Although a company can provide you with a certain amount of limited liability to keep your business debt and dealings separate from your personal assets, you need to be aware of your duties as a director and ensure that you are meeting them so that your personal assets are still protected.  Failure in your duties as a director could mean that your personal assets could be in jeopardy and in the worst-case scenario, you could end up in court for not doing things right. 

Just because you own the company, doesn’t mean that you can just take the money out when there is spare money in the bank.  If you take out more money than you have put into the company, this could create a tax bill for you at the end of the year so you need to be careful and understand what the company owes you and what you can draw out.  This is where its crucial to have a clear understanding of your financial accounts.  I would recommend that you get an accountant on board as soon as you can to walk you through this so you are making informed decisions along the way.

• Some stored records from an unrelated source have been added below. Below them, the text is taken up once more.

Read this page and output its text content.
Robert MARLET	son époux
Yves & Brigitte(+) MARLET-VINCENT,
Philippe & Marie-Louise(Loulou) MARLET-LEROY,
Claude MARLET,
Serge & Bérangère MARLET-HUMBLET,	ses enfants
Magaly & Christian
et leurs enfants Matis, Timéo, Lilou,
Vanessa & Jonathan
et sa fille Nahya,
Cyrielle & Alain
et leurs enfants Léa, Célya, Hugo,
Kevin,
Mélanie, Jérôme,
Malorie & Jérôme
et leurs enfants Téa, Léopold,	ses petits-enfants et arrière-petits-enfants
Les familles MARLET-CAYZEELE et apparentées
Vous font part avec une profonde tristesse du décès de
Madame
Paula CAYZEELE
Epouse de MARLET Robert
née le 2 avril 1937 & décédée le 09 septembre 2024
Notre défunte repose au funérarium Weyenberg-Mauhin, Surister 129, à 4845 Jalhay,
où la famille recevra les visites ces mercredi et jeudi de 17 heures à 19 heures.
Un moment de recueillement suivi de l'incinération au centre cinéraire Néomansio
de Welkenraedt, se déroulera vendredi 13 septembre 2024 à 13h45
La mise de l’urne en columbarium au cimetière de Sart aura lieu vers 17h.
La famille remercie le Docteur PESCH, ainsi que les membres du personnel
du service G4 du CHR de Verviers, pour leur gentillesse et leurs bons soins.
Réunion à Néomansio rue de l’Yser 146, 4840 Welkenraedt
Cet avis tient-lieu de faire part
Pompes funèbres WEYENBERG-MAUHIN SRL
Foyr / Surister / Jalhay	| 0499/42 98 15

A company will also mean that you will need to reserve a name with the Companies Office and set your company up and you will then be required to file “annual Companies Office returns” each year to ensure that your company stays current with them.  When you register your company with the Companies Office, you will be allocated an IRD number at the same time and the Companies Office will get this set up with IRD for you.

Trusts are not an entity that I would normally recommend setting up your new business as however in some circumstances, it could be appropriate.  Trusts can be expensive to set up and can be more involved than operating under the other types of entities that are available.  If you are thinking about setting up your business as a Trust, you will need to enlist the advice and support of a solicitor to set up your Trust and to help you determine the reasons for wanting to operate as a Trust and to ensure it is set up correctly and that you fully understand the purpose of your Trust and what you are aiming to achieve. If your solicitor (and your accountant) agree that a Trust is right for you, then the Trust will need to be registered with IRD so that it obtains its own IRD number for you to operate under.

Each entity type has its advantages and disadvantages, so you need to make an informed decision to make sure you have it set up right at the start.